Pagination in Cassandra

newacct edited this page Oct 14, 2010 · 2 revisions

Logsandra is a log management application, the idea behind Logsandra is two fold, to make the day easier for people with large amount of log files and to showcase how a Cassandra application can be built. For Logsandra to be useful, it needs the ability to display a list of log entries. With the amount of data a Cassandra cluster can handle I need to divide the list into smaller chunks and make use of next and previous links. This technique is called pagination, which I thought would be really easy to implement with Cassandra by using a SliceRange when calling get_range_slices. Do not worry, it is easy if you do it right.

SliceRange takes four arguments, start, finish, reversed, count. My first endeavor was to get the next link working. From the initial get_range_slices call I stored the last column key which I sent in as the start argument in my second get_range_slices call. It worked! The previous link was a bit trickier. I continued with the same concept, except I used the first column key instead of the last. My intuition told me to use the first column key as the finish argument, and set reversed as true. Oddly, this did not work.
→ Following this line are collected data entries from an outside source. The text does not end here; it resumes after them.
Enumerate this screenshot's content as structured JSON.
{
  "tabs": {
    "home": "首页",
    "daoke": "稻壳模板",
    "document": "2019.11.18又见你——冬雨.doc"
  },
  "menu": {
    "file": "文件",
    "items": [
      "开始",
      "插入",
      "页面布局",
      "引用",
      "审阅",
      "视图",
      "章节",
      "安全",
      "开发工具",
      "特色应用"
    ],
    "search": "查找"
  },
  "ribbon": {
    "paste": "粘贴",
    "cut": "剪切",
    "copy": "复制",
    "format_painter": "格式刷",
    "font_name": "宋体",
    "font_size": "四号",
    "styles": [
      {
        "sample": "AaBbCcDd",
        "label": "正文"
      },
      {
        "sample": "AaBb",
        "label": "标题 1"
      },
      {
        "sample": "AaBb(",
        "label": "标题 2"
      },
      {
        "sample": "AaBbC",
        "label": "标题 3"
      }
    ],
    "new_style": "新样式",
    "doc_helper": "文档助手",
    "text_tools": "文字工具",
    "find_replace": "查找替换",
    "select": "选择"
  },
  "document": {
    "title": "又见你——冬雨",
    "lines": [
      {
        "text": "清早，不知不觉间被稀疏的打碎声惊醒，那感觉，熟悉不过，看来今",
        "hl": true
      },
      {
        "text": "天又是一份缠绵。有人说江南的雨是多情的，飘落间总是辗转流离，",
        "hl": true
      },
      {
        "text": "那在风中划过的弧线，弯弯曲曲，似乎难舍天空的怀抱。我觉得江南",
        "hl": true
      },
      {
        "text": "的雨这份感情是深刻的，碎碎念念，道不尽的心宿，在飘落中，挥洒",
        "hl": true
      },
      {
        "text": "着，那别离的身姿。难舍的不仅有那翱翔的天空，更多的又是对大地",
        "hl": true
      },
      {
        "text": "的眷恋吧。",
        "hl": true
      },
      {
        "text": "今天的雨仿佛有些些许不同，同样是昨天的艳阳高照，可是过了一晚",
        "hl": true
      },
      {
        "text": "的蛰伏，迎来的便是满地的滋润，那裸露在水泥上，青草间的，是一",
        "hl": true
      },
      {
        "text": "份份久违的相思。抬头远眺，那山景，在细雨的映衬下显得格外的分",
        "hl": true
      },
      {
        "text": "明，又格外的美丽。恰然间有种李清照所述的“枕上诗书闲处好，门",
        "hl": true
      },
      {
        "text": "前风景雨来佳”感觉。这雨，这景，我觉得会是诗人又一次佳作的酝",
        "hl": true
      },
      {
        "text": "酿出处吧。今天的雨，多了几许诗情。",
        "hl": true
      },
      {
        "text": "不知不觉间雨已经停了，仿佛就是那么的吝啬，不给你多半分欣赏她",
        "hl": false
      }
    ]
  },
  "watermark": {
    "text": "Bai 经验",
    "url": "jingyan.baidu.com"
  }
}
Between this attempt and my “epiphany” I tried various solution most of which involved querying for a large amount of columns and store them in my application. Solutions of this kind got too complex, too fast, mainly because the need to store the columns in between http requests.

I was back on square one again, until it hit me, thanks to a comment by Brandon Williams (driftx). The solution was pretty obvious now, start is always start. The first column key should still be the start argument, and reversed should be true. It worked! Below is an illustration that helps me visualize it, hope it helps someone else too:

    Next: Reversed: false             Start -> Finish    Start = Last column key
    Prev: Reversed: true    Finish <- Start              Start = First column key

Another thing is that start and finish is inclusive, which means that two adjacent lists will share one element. I got around that in Logsandra because I use the LongType for column keys (using it for dates as unixtime with microseconds). I only needed to add one to the next column key and subtract one from the previous column key.

I have taken the time to write up a small example in Python using Pycassa to show how pagination can be done:

import pycassa
from string import ascii_lowercase
from ordereddict import OrderedDict

client = pycassa.connect(['%s:%s' % ('localhost', 9160)], timeout=10)
pagination_example = pycassa.ColumnFamily(client, 'logsandra', 
                                          'pagination_example_ascii', dict_class=OrderedDict)

# Set every letter in the alphabet as a column key at row key 'example'
data = {}
for i in ascii_lowercase:
    data[i] = i
pagination_example.insert('example', data)

def get_data_paginated(rowkey, action_next=None, action_prev=None):
    if action_next and action_prev:
        raise ValueError('action_next and action_prev is mutually exclusive')

    column_start = ''
    column_reversed = False
    if action_next:
        column_start = action_next

    if action_prev:
        column_start = action_prev
        column_reversed = True

    result = pagination_example.get(rowkey, column_count=10, 

    # If we got columns in reversed order, reverse them
    if column_reversed:
        result = OrderedDict(reversed(result.items()))

    # Return result, first column key, last column key
    keys = result.keys()
    return result, keys[0], keys[-1]

# Try to execute an example
result, first, last = get_data_paginated('example')
print 'INIT: %s\n' % result

result, first, last = get_data_paginated('example', action_next=last)
print 'NEXT: %s\n' % result

result, first, last = get_data_paginated('example', action_next=last)
print 'NEXT: %s\n' % result

result, first, last = get_data_paginated('example', action_prev=first)
print 'PREV: %s\n' % result

result, first, last = get_data_paginated('example', action_prev=first)
print 'PREV: %s' % result

The example is very simple and has no checks for out of bounds and probably is missing a few other features too. But the Logsandra source code is available with a more complete implementation but it might be a bit harder to follow the code. Feel free to ask any questions and if you think something is wrong in this article, help me correct it!

A note to Python and Pycassa users (and maybe to other languages/libraries too), if you use pagination you also need to have your data ordered. Pycassa by default return a dict which in Python is an unordered hash table. But Pycassa support custom dict implementations such as the ordereddict, which will be part of Python 2.7.